Wednesday, July 12, 2006

 

Places at the Table, Part 2

Certain changes in the allocation of places for the 2010 World Cup will undoubtedly be necessary, partly as a result of Africa enjoying hosting rights. The now-traditional five places for Africa might become five and a half or even six, given that it would be somehwat unfair to expect all of the Africans bar South Africa to play off for only four spots. The confederation includes such seasoned competitors as Cameroon, Nigeria and Tunisia, as well as currently impressive sides such as Ghana and the Ivory Coast. Not to mention Senegal, Morocco, Egypt, Algeria and Mali, all of whom are quite capable of giving any mid-ranking European side a fair shake.

The Asian confederation pulled off a very neat trick as a result of South Korea's success in 2002, wangling four and a half places out of FIFA for 2006. This despite the fact that they recieved only three and a half spots in 1998, and that the two Asian nations who lacked the benefit of home support in 2002 flopped embarrassingly. A real political coup for Mohammed bin Hammam.

Asia can consider itself very lucky that the ersatz Asian team at the tournament, Australia, made it past the first round this time. Otherwise, Asia's collective performance at the event was dismal, and the fact that the usual suspects qualify from Asia with monotonous regularity and yet fail to convince at the finals must surely be setting some alarm bells ringing in Zurich. Nonetheless, it is hard to see Asia losing any ground for 2010. Unfortunately for Australia, it's hard to see the AFC gaining any ground either. Four and a half is likely to be the limit once more, despite the addition of Australia.

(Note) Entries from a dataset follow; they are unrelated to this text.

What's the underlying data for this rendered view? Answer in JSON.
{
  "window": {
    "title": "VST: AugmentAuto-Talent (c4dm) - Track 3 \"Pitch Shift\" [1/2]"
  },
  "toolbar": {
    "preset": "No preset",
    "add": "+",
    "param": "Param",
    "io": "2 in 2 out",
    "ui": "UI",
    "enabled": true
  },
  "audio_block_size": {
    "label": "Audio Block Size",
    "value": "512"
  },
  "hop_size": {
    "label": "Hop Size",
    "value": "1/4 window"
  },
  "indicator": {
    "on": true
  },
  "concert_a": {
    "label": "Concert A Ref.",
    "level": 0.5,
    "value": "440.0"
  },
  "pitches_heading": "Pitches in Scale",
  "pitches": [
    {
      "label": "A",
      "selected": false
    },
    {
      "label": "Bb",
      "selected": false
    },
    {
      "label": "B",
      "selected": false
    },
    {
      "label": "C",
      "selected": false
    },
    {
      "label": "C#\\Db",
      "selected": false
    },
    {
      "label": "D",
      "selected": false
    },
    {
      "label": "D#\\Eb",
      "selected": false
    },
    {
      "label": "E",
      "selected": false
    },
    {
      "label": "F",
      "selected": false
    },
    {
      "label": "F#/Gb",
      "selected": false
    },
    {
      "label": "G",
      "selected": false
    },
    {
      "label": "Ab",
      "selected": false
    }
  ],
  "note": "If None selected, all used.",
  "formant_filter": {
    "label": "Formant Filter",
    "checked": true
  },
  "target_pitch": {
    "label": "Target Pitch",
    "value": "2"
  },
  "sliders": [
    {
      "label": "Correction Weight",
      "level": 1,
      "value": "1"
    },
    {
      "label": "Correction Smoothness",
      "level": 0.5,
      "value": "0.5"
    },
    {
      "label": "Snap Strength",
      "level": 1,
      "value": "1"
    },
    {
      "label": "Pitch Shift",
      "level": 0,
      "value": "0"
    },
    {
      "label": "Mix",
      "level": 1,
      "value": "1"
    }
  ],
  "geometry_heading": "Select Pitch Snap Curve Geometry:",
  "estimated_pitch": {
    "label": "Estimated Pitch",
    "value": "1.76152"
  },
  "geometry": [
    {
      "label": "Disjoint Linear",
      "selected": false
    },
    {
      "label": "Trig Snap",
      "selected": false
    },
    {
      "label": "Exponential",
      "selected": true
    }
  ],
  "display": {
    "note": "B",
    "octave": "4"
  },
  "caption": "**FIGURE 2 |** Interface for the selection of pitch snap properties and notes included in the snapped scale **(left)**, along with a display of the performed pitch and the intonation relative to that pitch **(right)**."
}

What, then, of Oceania? It is now a pathetic shell of a confederation with a half-spot it scarcely deserves. The remaining "half-spot" confederations, one suspects, will be queuing up to knock over the Oceania champion in late 2009. It's quite possible that FIFA, in order to avoid any bad blood, might finally have to consider the option of a cross-confederation repechage tournament on neutral territory, for the playoff orphans. The playoff ties in 2005 were a patent absurdity, Australia facing Uruguay while Bahrain played Trinidad and Tobago. Either of the former two teams would almost certainly have butchered either of the latter in a playoff. Hence, probably, the lack of a repechage tournament for the cycle just finished: the Asians and CONCACAF, both of whose supremos wield considerable influence within FIFA, would never have countenanced it.

CONCACAF does not deserve its three and a half places, but the influence of its bully-in-chief Jack Warner, not to mention the necessity of ensuring that the U.S. qualifies, will probably ensure that it keeps them. As with Asia, the same teams routinely emerge from the CONCACAF qualifiers every time.

And so to the big guns: South America and Europe. To be dealt with in my next instalment.

Comments:
...I think New Zealand would go well against the part-qualifier from both CONCACAF and Asia, and maybe even the lower direct qualifiers from those confederations. They'd give a good shake to the 5th placed South American team too, so long as it's not Uruguay. Recall that Uruguay started it's qualifying poorly, and really picked up towards the end. Mikey, I know you rated both Ecuador and Paraguay before the World Cup, but I reckon after their performances Uruguay would have been the 3rd best S.American team....

I'm not so sure about NZ being a threat, even at that pretty low level. We've beaten NZ by at least three clear goals in the last few WC playoffs, and I really don't think they've progressed much in the last few years. And there's the same problem for them that we had before joining Asia - no practice in competitive games against peer opposition.

...I think CONCACAF should have 2 spots (or perhaps 2.5). Just bite the bullet and give the US automatic entry, and let the other countries fight it out with Mexico to grab the remaining spot...

:-)

That would certainly make things easier for FIFA!